Die meisten lebenden Autorinnen und Autoren, deren Werke dem Autodafé zum Opfer fielen, waren emigriert – nicht jedoch Kästner. Bild: ap

Vor genau 80 Jahren wurden auf dem Berliner Bebelplatz und an vielen anderen Orten in Deutschland Bücher verbrannt. Geplant wurde diese Bücherverbrennung von der nationalsozialistischen Deutschen Studentenschaft.

Diese kündigte 1933 an: „Die Deutsche Studentenschaft plant anlässlich der schamlosen Gräuelhetze des Judentums im Ausland eine vierwöchige Gesamtaktion gegen den jüdischen Zersetzungsgeist und für volksbewusstes Denken und Fühlen im deutschen Schrifttum. Die Aktion beginnt am 12. April mit dem öffentlichen Anschlag von zwölf Thesen ’Wider den undeutschen Geist‘ und endet am 10. Mai mit öffentlichen Kundgebungen an allen deutschen Hochschulorten.“

Man sieht, alles war generalstabsmäßig geplant. Ab dem 26. April 1933 sammelten sie „zersetzendes Schrifttum“, am 10. Mai schließlich entfachten sie die Feuer. Verbrannt wurden Werke von Karl Marx, Friedrich Wilhelm Foerster, Heinrich Heine, Kurt Tucholsky oder Sigmund Freud. Die meisten lebenden Autorinnen und Autoren, deren Werke dem Autodafé zum Opfer fielen, waren emigriert oder hielten sich versteckt, einen jedoch zog diese Barbarei geradezu an.

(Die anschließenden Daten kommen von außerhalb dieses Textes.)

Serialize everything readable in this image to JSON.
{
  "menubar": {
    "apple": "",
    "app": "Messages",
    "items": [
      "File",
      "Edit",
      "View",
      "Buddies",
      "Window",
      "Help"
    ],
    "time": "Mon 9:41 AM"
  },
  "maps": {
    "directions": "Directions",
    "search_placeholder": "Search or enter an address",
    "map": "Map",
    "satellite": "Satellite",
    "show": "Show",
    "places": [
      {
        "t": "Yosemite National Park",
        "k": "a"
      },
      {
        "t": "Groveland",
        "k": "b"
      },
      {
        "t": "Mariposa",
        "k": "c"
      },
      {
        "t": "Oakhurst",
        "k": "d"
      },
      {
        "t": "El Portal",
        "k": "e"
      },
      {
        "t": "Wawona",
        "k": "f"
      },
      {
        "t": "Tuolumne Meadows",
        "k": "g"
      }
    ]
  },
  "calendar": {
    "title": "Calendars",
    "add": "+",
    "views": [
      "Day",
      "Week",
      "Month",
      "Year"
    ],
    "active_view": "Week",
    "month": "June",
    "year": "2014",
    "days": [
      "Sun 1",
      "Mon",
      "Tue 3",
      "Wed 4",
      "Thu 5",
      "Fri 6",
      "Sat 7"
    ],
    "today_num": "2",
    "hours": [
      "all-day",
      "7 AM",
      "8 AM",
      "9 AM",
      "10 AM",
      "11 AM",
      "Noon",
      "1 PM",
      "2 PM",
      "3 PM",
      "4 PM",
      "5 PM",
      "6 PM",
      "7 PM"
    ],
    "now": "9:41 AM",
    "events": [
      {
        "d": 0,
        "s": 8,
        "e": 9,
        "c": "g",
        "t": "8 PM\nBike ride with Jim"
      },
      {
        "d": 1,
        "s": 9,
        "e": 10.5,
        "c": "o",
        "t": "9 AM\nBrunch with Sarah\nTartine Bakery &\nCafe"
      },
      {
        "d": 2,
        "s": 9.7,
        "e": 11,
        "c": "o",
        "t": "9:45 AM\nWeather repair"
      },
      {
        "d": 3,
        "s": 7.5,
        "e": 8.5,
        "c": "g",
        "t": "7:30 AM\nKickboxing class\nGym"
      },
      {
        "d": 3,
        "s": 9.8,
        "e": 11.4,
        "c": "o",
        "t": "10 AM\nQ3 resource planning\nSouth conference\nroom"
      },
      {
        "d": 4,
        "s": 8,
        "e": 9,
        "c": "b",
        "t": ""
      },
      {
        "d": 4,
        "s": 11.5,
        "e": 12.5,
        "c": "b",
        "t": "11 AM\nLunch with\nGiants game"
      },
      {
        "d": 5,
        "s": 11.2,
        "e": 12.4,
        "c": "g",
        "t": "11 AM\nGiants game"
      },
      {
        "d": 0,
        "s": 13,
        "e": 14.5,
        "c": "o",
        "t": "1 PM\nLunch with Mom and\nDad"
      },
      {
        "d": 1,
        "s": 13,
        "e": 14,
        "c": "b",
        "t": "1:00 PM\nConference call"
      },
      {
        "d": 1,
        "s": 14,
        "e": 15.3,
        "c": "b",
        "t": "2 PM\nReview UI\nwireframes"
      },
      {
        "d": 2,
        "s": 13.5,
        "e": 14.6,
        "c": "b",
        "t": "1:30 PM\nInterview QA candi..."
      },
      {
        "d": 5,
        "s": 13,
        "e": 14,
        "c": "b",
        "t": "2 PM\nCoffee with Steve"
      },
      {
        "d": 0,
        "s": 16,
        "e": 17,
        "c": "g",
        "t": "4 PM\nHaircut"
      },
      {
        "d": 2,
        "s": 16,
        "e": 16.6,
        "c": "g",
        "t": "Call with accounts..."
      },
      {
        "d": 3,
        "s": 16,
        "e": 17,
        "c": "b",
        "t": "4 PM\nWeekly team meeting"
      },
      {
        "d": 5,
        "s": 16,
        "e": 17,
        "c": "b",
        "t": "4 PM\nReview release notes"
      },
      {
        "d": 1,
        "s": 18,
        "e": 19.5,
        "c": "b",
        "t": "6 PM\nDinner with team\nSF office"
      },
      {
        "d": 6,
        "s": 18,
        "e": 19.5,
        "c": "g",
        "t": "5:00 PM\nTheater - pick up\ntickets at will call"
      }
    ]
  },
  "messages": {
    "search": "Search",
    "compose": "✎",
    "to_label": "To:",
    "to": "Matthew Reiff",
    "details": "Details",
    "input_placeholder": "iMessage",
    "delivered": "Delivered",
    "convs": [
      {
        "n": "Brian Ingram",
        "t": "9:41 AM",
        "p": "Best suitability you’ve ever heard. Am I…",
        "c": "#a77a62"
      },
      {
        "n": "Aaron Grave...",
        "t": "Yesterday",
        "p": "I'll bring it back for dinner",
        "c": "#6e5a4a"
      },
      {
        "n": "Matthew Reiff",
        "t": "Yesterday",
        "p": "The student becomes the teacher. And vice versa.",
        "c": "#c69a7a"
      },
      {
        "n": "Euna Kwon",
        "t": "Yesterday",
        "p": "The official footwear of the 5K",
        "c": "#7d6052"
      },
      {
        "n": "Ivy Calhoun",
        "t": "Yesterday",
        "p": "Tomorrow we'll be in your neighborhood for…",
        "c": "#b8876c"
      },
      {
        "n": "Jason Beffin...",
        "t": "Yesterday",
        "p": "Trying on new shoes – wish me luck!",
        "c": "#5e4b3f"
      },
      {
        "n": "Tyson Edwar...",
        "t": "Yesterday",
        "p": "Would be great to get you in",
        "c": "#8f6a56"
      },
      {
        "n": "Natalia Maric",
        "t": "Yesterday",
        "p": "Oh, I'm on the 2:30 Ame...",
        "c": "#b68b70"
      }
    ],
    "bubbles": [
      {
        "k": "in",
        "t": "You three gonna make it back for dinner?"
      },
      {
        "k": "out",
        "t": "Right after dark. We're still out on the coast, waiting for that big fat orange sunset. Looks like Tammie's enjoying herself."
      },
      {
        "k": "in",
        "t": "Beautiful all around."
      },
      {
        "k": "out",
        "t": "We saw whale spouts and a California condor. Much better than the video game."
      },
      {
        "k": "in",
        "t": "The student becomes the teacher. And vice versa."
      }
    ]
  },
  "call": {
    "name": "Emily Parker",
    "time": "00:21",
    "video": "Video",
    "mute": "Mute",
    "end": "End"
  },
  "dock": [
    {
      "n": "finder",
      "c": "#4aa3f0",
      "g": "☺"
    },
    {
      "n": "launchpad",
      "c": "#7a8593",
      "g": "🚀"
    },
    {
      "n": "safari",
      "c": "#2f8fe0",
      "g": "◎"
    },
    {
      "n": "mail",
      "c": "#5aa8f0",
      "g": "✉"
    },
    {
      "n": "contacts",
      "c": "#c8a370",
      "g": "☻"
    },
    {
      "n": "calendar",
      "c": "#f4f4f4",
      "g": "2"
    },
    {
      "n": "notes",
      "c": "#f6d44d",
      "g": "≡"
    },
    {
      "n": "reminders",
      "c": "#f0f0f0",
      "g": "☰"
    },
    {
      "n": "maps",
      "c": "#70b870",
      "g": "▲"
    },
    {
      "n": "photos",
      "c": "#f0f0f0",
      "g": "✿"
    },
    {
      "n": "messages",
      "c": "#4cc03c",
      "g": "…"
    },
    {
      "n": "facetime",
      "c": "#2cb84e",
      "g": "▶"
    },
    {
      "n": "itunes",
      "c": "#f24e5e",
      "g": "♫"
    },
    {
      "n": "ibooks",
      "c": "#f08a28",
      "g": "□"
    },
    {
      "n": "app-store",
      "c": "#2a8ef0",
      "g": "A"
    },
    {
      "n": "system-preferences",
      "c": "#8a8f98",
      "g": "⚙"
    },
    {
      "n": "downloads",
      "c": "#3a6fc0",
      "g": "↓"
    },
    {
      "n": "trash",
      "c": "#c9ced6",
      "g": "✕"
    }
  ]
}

Es war Erich Kästner, der auch seine Bücher unter den verbrannten wusste. Er traf auf dem Berliner Opernplatz (heute Bebelplatz) ein und beobachtete das „apokalyptische Volksfest“: „Dann tauchte Goebbels auf. Er stand auf einer von Mikrofonen belagerten Estrade und gestikulierte vor dem Feuerschein wie ein Teufelchen vor der Hölle. Er zeterte, salbaderte, rief Schriftsteller bei Namen und überantwortete ihre Bücher den Flammen und dem Vergessen. Er war kein Großinquisitor, sondern ein kleiner pöbelnder Feuerwerker“, berichtete Kästner später.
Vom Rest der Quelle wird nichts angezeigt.